History

United States
- Name: William Tilghman
- Namesake: William Tilghman
- Owner: War Shipping Administration (WSA)
- Operator: A.H. Bull & Co., Inc.
- Ordered: as type (EC2-S-C1) hull, MCE hull 59
- Awarded: 14 March 1941
- Builder: Bethlehem-Fairfield Shipyard, Baltimore, Maryland
- Cost: $1,081,434
- Yard number: 2046
- Way number: 13
- Laid down: 20 June 1942
- Launched: 7 August 1942
- Sponsored by: Mrs. F.G. Emerson
- Completed: 18 August 1942
- Identification: Call sign: KGIZ; ;
- Fate: Laid up in the National Defense Reserve Fleet, Beaumont, Texas, 26 May 1950; Laid up in the National Defense Reserve Fleet, Olympia, Washington, 6 June 1952; Sold for scrapping, 10 July 1970, withdrawn from fleet, 3 August 1970;

General characteristics
- Class & type: Liberty ship; type EC2-S-C1, standard;
- Tonnage: 10,865 LT DWT; 7,176 GRT;
- Displacement: 3,380 long tons (3,434 t) (light); 14,245 long tons (14,474 t) (max);
- Length: 441 feet 6 inches (135 m) oa; 416 feet (127 m) pp; 427 feet (130 m) lwl;
- Beam: 57 feet (17 m)
- Draft: 27 ft 9.25 in (8.4646 m)
- Installed power: 2 × Oil fired 450 °F (232 °C) boilers, operating at 220 psi (1,500 kPa); 2,500 hp (1,900 kW);
- Propulsion: 1 × triple-expansion steam engine, (manufactured by General Machinery Corp., Hamilton, Ohio); 1 × screw propeller;
- Speed: 11.5 knots (21.3 km/h; 13.2 mph)
- Capacity: 562,608 cubic feet (15,931 m^{3}) (grain); 499,573 cubic feet (14,146 m^{3}) (bale);
- Complement: 38–62 USMM; 21–40 USNAG;
- Armament: Varied by ship; Bow-mounted 3-inch (76 mm)/50-caliber gun; Stern-mounted 4-inch (102 mm)/50-caliber gun; 2–8 × single 20-millimeter (0.79 in) Oerlikon anti-aircraft (AA) cannons and/or,; 2–8 × 37-millimeter (1.46 in) M1 AA guns;

= SS William Tilghman =

Liberty ship of WWII

SS William Tilghman was a Liberty ship built in the United States during World War II. She was named after William Tilghman, the Chief United States circuit judge of the United States Circuit Court for the Third Circuit and Chief Justice of the Supreme Court of Pennsylvania.

==Construction==
William Tilghman was laid down on 20 June 1942, under a Maritime Commission (MARCOM) contract, MCE hull 59, by the Bethlehem-Fairfield Shipyard, Baltimore, Maryland; she was sponsored by Mrs.
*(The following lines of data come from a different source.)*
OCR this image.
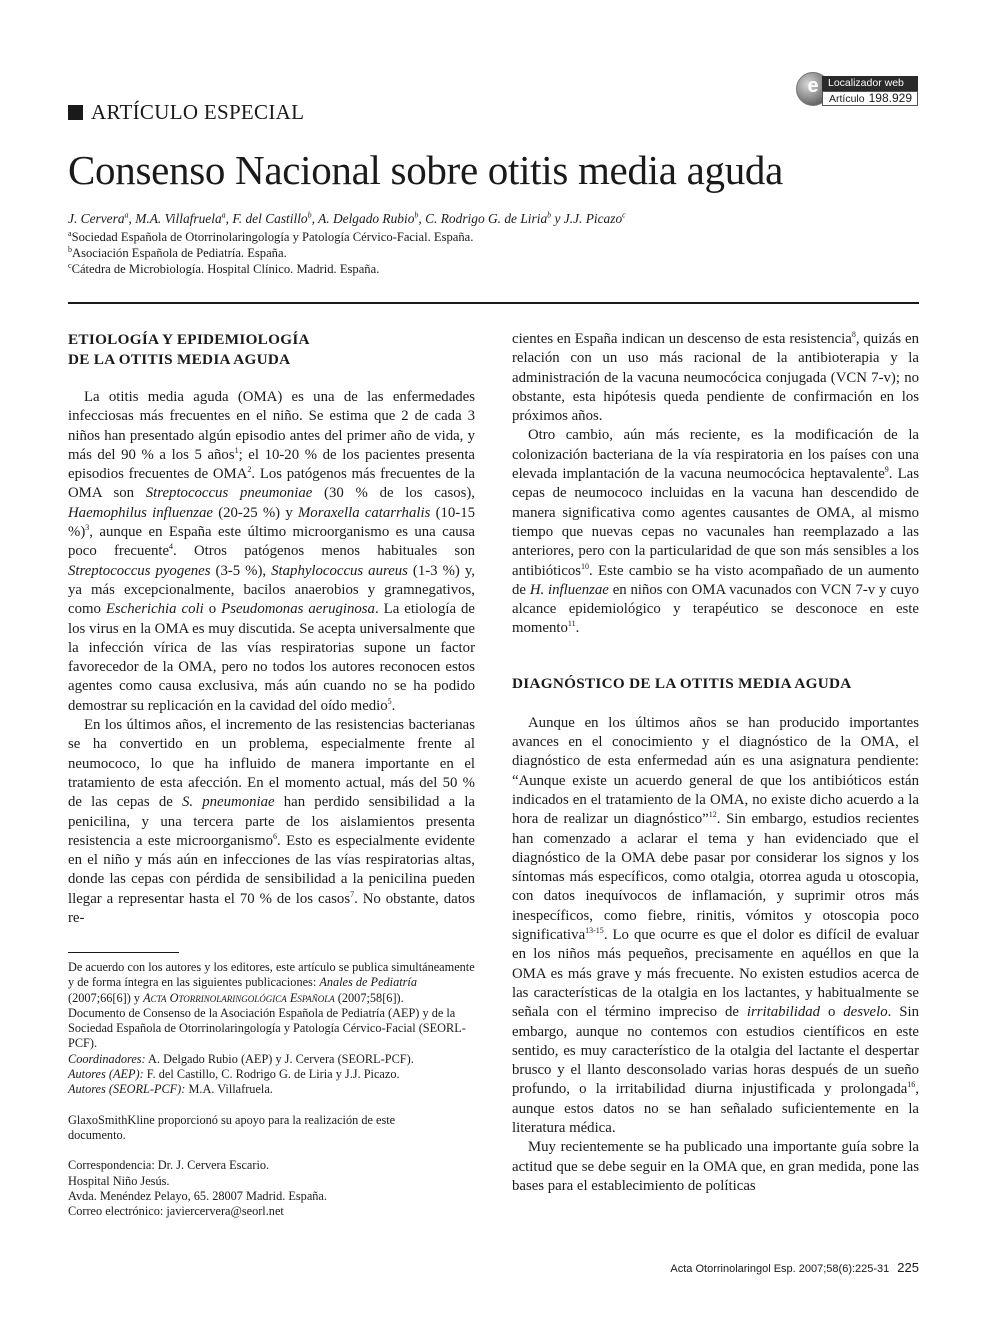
ARTÍCULO ESPECIAL
e Localizador web
Artículo 198.929
Consenso Nacional sobre otitis media aguda
J. Cervera$^a$, M.A. Villafruela$^a$, F. del Castillo$^b$, A. Delgado Rubio$^b$, C. Rodrigo G. de Liria$^b$ y J.J. Picazo$^c$
$^a$Sociedad Española de Otorrinolaringología y Patología Cérvico-Facial. España.
$^b$Asociación Española de Pediatría. España.
$^c$Cátedra de Microbiología. Hospital Clínico. Madrid. España.
ETIOLOGÍA Y EPIDEMIOLOGÍA
DE LA OTITIS MEDIA AGUDA

La otitis media aguda (OMA) es una de las enfermedades infecciosas más frecuentes en el niño. Se estima que 2 de cada 3 niños han presentado algún episodio antes del primer año de vida, y más del 90 % a los 5 años$^1$; el 10-20 % de los pacientes presenta episodios frecuentes de OMA$^2$. Los patógenos más frecuentes de la OMA son Streptococcus pneumoniae (30 % de los casos), Haemophilus influenzae (20-25 %) y Moraxella catarrhalis (10-15 %)$^3$, aunque en España este último microorganismo es una causa poco frecuente$^4$. Otros patógenos menos habituales son Streptococcus pyogenes (3-5 %), Staphylococcus aureus (1-3 %) y, ya más excepcionalmente, bacilos anaerobios y gramnegativos, como Escherichia coli o Pseudomonas aeruginosa. La etiología de los virus en la OMA es muy discutida. Se acepta universalmente que la infección vírica de las vías respiratorias supone un factor favorecedor de la OMA, pero no todos los autores reconocen estos agentes como causa exclusiva, más aún cuando no se ha podido demostrar su replicación en la cavidad del oído medio$^5$.

En los últimos años, el incremento de las resistencias bacterianas se ha convertido en un problema, especialmente frente al neumococo, lo que ha influido de manera importante en el tratamiento de esta afección. En el momento actual, más del 50 % de las cepas de S. pneumoniae han perdido sensibilidad a la penicilina, y una tercera parte de los aislamientos presenta resistencia a este microorganismo$^6$. Esto es especialmente evidente en el niño y más aún en infecciones de las vías respiratorias altas, donde las cepas con pérdida de sensibilidad a la penicilina pueden llegar a representar hasta el 70 % de los casos$^7$. No obstante, datos re-

De acuerdo con los autores y los editores, este artículo se publica simultáneamente y de forma íntegra en las siguientes publicaciones: Anales de Pediatría (2007;66[6]) y Acta Otorrinolaringológica Española (2007;58[6]).
Documento de Consenso de la Asociación Española de Pediatría (AEP) y de la Sociedad Española de Otorrinolaringología y Patología Cérvico-Facial (SEORL-PCF).
Coordinadores: A. Delgado Rubio (AEP) y J. Cervera (SEORL-PCF).
Autores (AEP): F. del Castillo, C. Rodrigo G. de Liria y J.J. Picazo.
Autores (SEORL-PCF): M.A. Villafruela.
GlaxoSmithKline proporcionó su apoyo para la realización de este documento.
Correspondencia: Dr. J. Cervera Escario.
Hospital Niño Jesús.
Avda. Menéndez Pelayo, 65. 28007 Madrid. España.
Correo electrónico: javiercervera@seorl.net

cientes en España indican un descenso de esta resistencia$^8$, quizás en relación con un uso más racional de la antibioterapia y la administración de la vacuna neumocócica conjugada (VCN 7-v); no obstante, esta hipótesis queda pendiente de confirmación en los próximos años.

Otro cambio, aún más reciente, es la modificación de la colonización bacteriana de la vía respiratoria en los países con una elevada implantación de la vacuna neumocócica heptavalente$^9$. Las cepas de neumococo incluidas en la vacuna han descendido de manera significativa como agentes causantes de OMA, al mismo tiempo que nuevas cepas no vacunales han reemplazado a las anteriores, pero con la particularidad de que son más sensibles a los antibióticos$^{10}$. Este cambio se ha visto acompañado de un aumento de H. influenzae en niños con OMA vacunados con VCN 7-v y cuyo alcance epidemiológico y terapéutico se desconoce en este momento$^{11}$.

DIAGNÓSTICO DE LA OTITIS MEDIA AGUDA

Aunque en los últimos años se han producido importantes avances en el conocimiento y el diagnóstico de la OMA, el diagnóstico de esta enfermedad aún es una asignatura pendiente: “Aunque existe un acuerdo general de que los antibióticos están indicados en el tratamiento de la OMA, no existe dicho acuerdo a la hora de realizar un diagnóstico”$^{12}$. Sin embargo, estudios recientes han comenzado a aclarar el tema y han evidenciado que el diagnóstico de la OMA debe pasar por considerar los signos y los síntomas más específicos, como otalgia, otorrea aguda u otoscopia, con datos inequívocos de inflamación, y suprimir otros más inespecíficos, como fiebre, rinitis, vómitos y otoscopia poco significativa$^{13-15}$. Lo que ocurre es que el dolor es difícil de evaluar en los niños más pequeños, precisamente en aquéllos en que la OMA es más grave y más frecuente. No existen estudios acerca de las características de la otalgia en los lactantes, y habitualmente se señala con el término impreciso de irritabilidad o desvelo. Sin embargo, aunque no contemos con estudios científicos en este sentido, es muy característico de la otalgia del lactante el despertar brusco y el llanto desconsolado varias horas después de un sueño profundo, o la irritabilidad diurna injustificada y prolongada$^{16}$, aunque estos datos no se han señalado suficientemente en la literatura médica.

Muy recientemente se ha publicado una importante guía sobre la actitud que se debe seguir en la OMA que, en gran medida, pone las bases para el establecimiento de políticas

Acta Otorrinolaringol Esp. 2007;58(6):225-31 225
F.G. Emerson, the wife of the general manager for Weyerhaeuser Timber Co., in Baltimore, and was launched on 7 August 1942.

==History==
William Tilghman was allocated to A.H. Bull & Co., Inc., on 18 August 1942. On 26 May 1950, she was laid up in the National Defense Reserve Fleet, Beaumont, Texas. On 6 June 1952, she was laid up in the National Defense Reserve Fleet, Olympia, Washington. On 15 April 1954, William Tilghman was withdrawn from the fleet to be loaded with grain under the "Grain Program 1954", she returned loaded on 5 May 1954. On 7 November 1956, she was withdrawn to be unload, she returned on empty 14 November 1956. She was sold for scrapping on 10 July 1970, to Zidell Explorations, Inc., along with two other ships, for $132,911.08. William Tilghman was withdrawn from the fleet on 3 August 1970.